B. B. Conclusions du comité
B. B. Conclusions du comité
- 272. Au vu des observations du gouvernement, le comité croit devoir rappeler que, dans tous les cas dans lesquels les gouvernements avaient semblé considérer comme une réponse suffisamment fondée de déclarer en termes généraux que la détention de syndicalistes était due à des activités illégales ou subversives et non à des activités syndicales, il avait estimé que le point de savoir si les faits pour lesquels les arrestations ont été effectuées ou les condamnations prononcées relèvent du droit commun ou politique, ou doivent être considérés comme une question relative à l'exercice des droits syndicaux, ne saurait être tranché unilatéralement par le gouvernement intéressé de telle manière que le Conseil d'administration soit mis dans l'impossibilité de l'examiner plus avant.

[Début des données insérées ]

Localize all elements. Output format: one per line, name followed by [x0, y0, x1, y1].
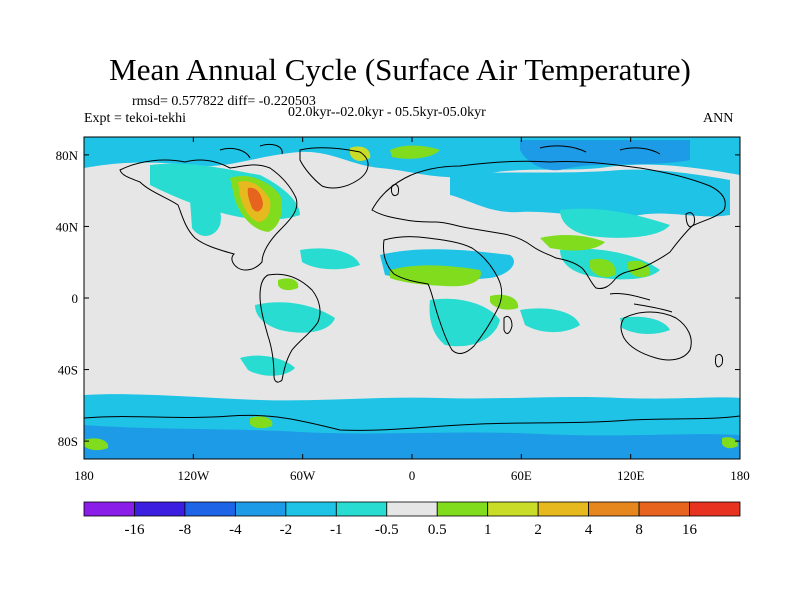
india-warming [590, 258, 616, 278]
lat-tick-label: 40N [56, 219, 79, 234]
latitude-axis: 80N 40N 0 40S 80S [56, 148, 740, 449]
lat-tick-label: 80S [58, 434, 78, 449]
lon-tick-label: 120W [177, 468, 210, 483]
south-atlantic-warming [250, 416, 273, 429]
anomaly-field [84, 137, 740, 459]
colorbar-swatch [234, 501, 287, 517]
colorbar-swatch [285, 501, 337, 517]
longitude-axis: 180 120W 60W 0 60E 120E 180 [74, 137, 750, 483]
antarctic-warming-east [722, 437, 738, 449]
lon-tick-label: 60E [511, 468, 532, 483]
lon-tick-label: 180 [74, 468, 94, 483]
lat-tick-label: 80N [56, 148, 79, 163]
lon-tick-label: 120E [617, 468, 645, 483]
colorbar-swatch [689, 501, 741, 517]
coastline-new-zealand [715, 353, 723, 368]
colorbar-swatch [134, 501, 186, 517]
colorbar-swatch [436, 501, 489, 517]
colorbar-swatch [386, 501, 438, 517]
east-asia-cooling [560, 208, 670, 238]
coastline-madagascar [503, 315, 513, 334]
south-pacific-cooling [240, 355, 295, 376]
south-america-cooling [255, 302, 335, 333]
coastline-greenland [299, 147, 369, 189]
colorbar-swatch [83, 501, 135, 517]
colorbar-label: -4 [229, 522, 242, 538]
coastline-south-america [259, 273, 321, 383]
coastline-antarctica [84, 414, 740, 431]
lon-tick-label: 0 [409, 468, 416, 483]
coastline-africa [383, 236, 503, 354]
coastline-australia [620, 311, 692, 361]
lat-tick-label: 40S [58, 363, 78, 378]
australia-cooling [620, 316, 670, 334]
coastlines [84, 143, 740, 431]
colorbar-label: 8 [635, 522, 643, 538]
coastline-arctic-islands [219, 143, 661, 159]
colorbar-label: 0.5 [428, 522, 447, 538]
colorbar-swatch [537, 501, 590, 517]
colorbar-label: -2 [280, 522, 293, 538]
colorbar-label: 4 [585, 522, 593, 538]
indian-ocean-cooling [520, 308, 580, 333]
season-text: ANN [703, 111, 734, 126]
colorbar-swatch [335, 501, 388, 517]
coastline-eurasia [371, 160, 726, 289]
colorbar-swatch [588, 501, 640, 517]
colorbar-label: -8 [179, 522, 192, 538]
lon-tick-label: 180 [730, 468, 750, 483]
colorbar-label: 2 [534, 522, 542, 538]
lat-tick-label: 0 [72, 291, 79, 306]
colorbar-label: -0.5 [375, 522, 399, 538]
antarctic-warming-west [84, 438, 109, 451]
antarctic-deep-cooling [84, 425, 740, 459]
period-text: 02.0kyr--02.0kyr - 05.5kyr-05.0kyr [288, 105, 486, 120]
lon-tick-label: 60W [290, 468, 316, 483]
arabia-warming [540, 235, 605, 251]
colorbar-label: 1 [484, 522, 492, 538]
colorbar-swatch [638, 501, 690, 517]
stats-text: rmsd= 0.577822 diff= -0.220503 [132, 94, 316, 109]
greenland-warming [390, 145, 440, 159]
colorbar-label: -1 [330, 522, 343, 538]
colorbar-swatch [487, 501, 539, 517]
hudson-hotspot-red [247, 187, 263, 212]
arctic-deep-cooling [520, 140, 690, 171]
east-africa-warming [490, 294, 519, 310]
experiment-text: Expt = tekoi-tekhi [84, 111, 186, 126]
west-pacific-warming [278, 278, 299, 291]
north-pacific-cooling [190, 198, 221, 236]
mid-atlantic-cooling [300, 248, 360, 270]
colorbar-label: 16 [682, 522, 698, 538]
colorbar: -16 -8 -4 -2 -1 -0.5 0.5 1 2 4 8 16 [83, 501, 741, 538]
coastline-north-america [119, 159, 298, 271]
colorbar-swatch [184, 501, 236, 517]
coastline-japan [685, 212, 695, 228]
coastline-indonesia [609, 293, 673, 313]
siberia-cooling [450, 169, 730, 218]
map-title: Mean Annual Cycle (Surface Air Temperatu… [109, 52, 691, 87]
coastline-uk [391, 183, 399, 197]
colorbar-label: -16 [124, 522, 144, 538]
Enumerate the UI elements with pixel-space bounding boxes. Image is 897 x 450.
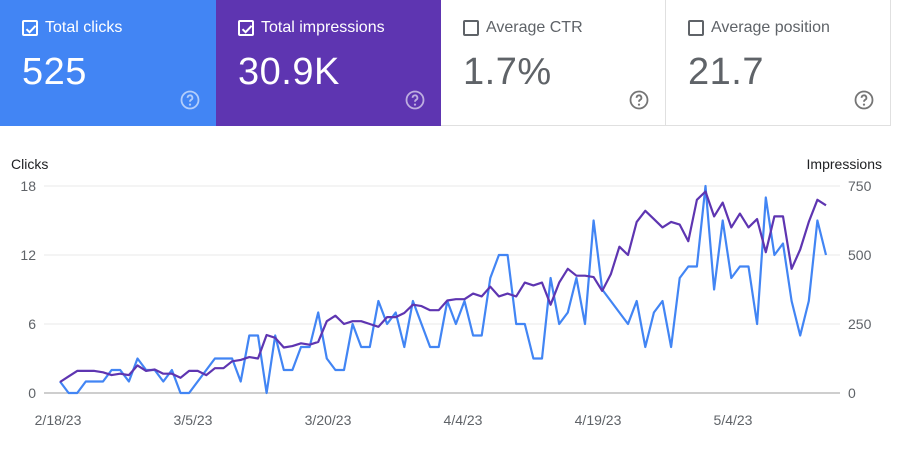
y-tick-label-right: 250	[848, 316, 872, 332]
card-label: Total clicks	[45, 19, 123, 36]
x-tick-label: 2/18/23	[35, 412, 82, 428]
y-tick-label-left: 6	[28, 316, 36, 332]
y-tick-label-right: 500	[848, 247, 872, 263]
metric-cards: Total clicks 525 Total impressions 30.9K…	[0, 0, 891, 126]
x-tick-label: 3/5/23	[174, 412, 213, 428]
checkbox-unchecked-icon[interactable]	[463, 20, 479, 36]
y-tick-label-left: 0	[28, 385, 36, 401]
card-value: 21.7	[688, 51, 764, 93]
clicks-series-line	[59, 184, 828, 395]
help-circle-icon[interactable]	[629, 90, 649, 110]
x-tick-label: 5/4/23	[714, 412, 753, 428]
card-total-impressions[interactable]: Total impressions 30.9K	[216, 0, 441, 126]
x-tick-label: 4/19/23	[575, 412, 622, 428]
y-axis-title-left: Clicks	[11, 156, 48, 172]
card-value: 1.7%	[463, 51, 552, 93]
card-average-ctr[interactable]: Average CTR 1.7%	[441, 0, 666, 126]
checkbox-checked-icon[interactable]	[22, 20, 38, 36]
checkbox-unchecked-icon[interactable]	[688, 20, 704, 36]
y-tick-label-left: 12	[20, 247, 36, 263]
y-tick-label-right: 0	[848, 385, 856, 401]
card-value: 30.9K	[238, 51, 340, 93]
card-total-clicks[interactable]: Total clicks 525	[0, 0, 216, 126]
help-circle-icon[interactable]	[405, 90, 425, 110]
impressions-series-line	[59, 190, 827, 383]
x-tick-label: 4/4/23	[444, 412, 483, 428]
card-label: Average position	[711, 19, 830, 36]
chart-svg: Clicks Impressions 18 750 12 500 6 250 0 0 2/18/23…	[11, 156, 882, 428]
card-value: 525	[22, 51, 87, 93]
performance-chart: Clicks Impressions 18 750 12 500 6 250 0 0 2/18/23…	[0, 140, 897, 445]
x-tick-label: 3/20/23	[305, 412, 352, 428]
y-axis-title-right: Impressions	[807, 156, 882, 172]
card-average-position[interactable]: Average position 21.7	[666, 0, 891, 126]
help-circle-icon[interactable]	[854, 90, 874, 110]
y-tick-label-left: 18	[20, 178, 36, 194]
help-circle-icon[interactable]	[180, 90, 200, 110]
card-label: Average CTR	[486, 19, 583, 36]
card-label: Total impressions	[261, 19, 385, 36]
checkbox-checked-icon[interactable]	[238, 20, 254, 36]
y-tick-label-right: 750	[848, 178, 872, 194]
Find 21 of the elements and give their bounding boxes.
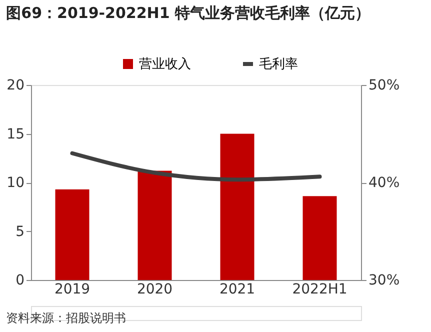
x-tick-label: 2020 [136, 282, 173, 298]
legend-label: 毛利率 [259, 56, 298, 72]
y2-tick-label: 30% [368, 272, 400, 288]
y-tick-label: 20 [6, 78, 24, 94]
y-tick-label: 10 [6, 175, 24, 191]
x-tick-label: 2022H1 [292, 282, 348, 298]
y2-tick-label: 40% [368, 175, 400, 191]
x-tick-label: 2019 [54, 282, 90, 298]
legend-label: 营业收入 [139, 57, 191, 72]
y2-tick-label: 50% [368, 78, 400, 94]
bar [302, 196, 337, 280]
text: 资料来源：招股说明书 [6, 311, 126, 325]
bar [220, 134, 254, 280]
y-tick-label: 15 [6, 126, 24, 142]
y-tick-label: 5 [16, 224, 24, 240]
line-series [70, 151, 322, 182]
chart-title: 图69：2019-2022H1 特气业务营收毛利率（亿元） [6, 4, 370, 22]
bar [55, 189, 90, 280]
y-tick-label: 0 [16, 272, 24, 288]
bar [138, 170, 172, 280]
x-tick-label: 2021 [219, 282, 256, 298]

- 273. Dans ces conditions, se conformant en cela à sa pratique constante, le comité, afin d'avoir la possibilité d'apprécier par lui-même les motifs qui ont conduit aux mesures dont les personnes en cause dans l'affaire ont été l'objet, croit devoir recommander au Conseil d'administration d'insister auprès du gouvernement pour que celui-ci veuille bien faire connaître les motifs exacts de l'arrestation des intéressés et, notamment, les actes spécifiques qui, à ses yeux, ont justifié cette arrestation en précisant en quoi consistent les documents que le gouvernement lui-même considère comme des éléments de preuve déterminants et dont il est question au paragraphe 264 ci-dessus.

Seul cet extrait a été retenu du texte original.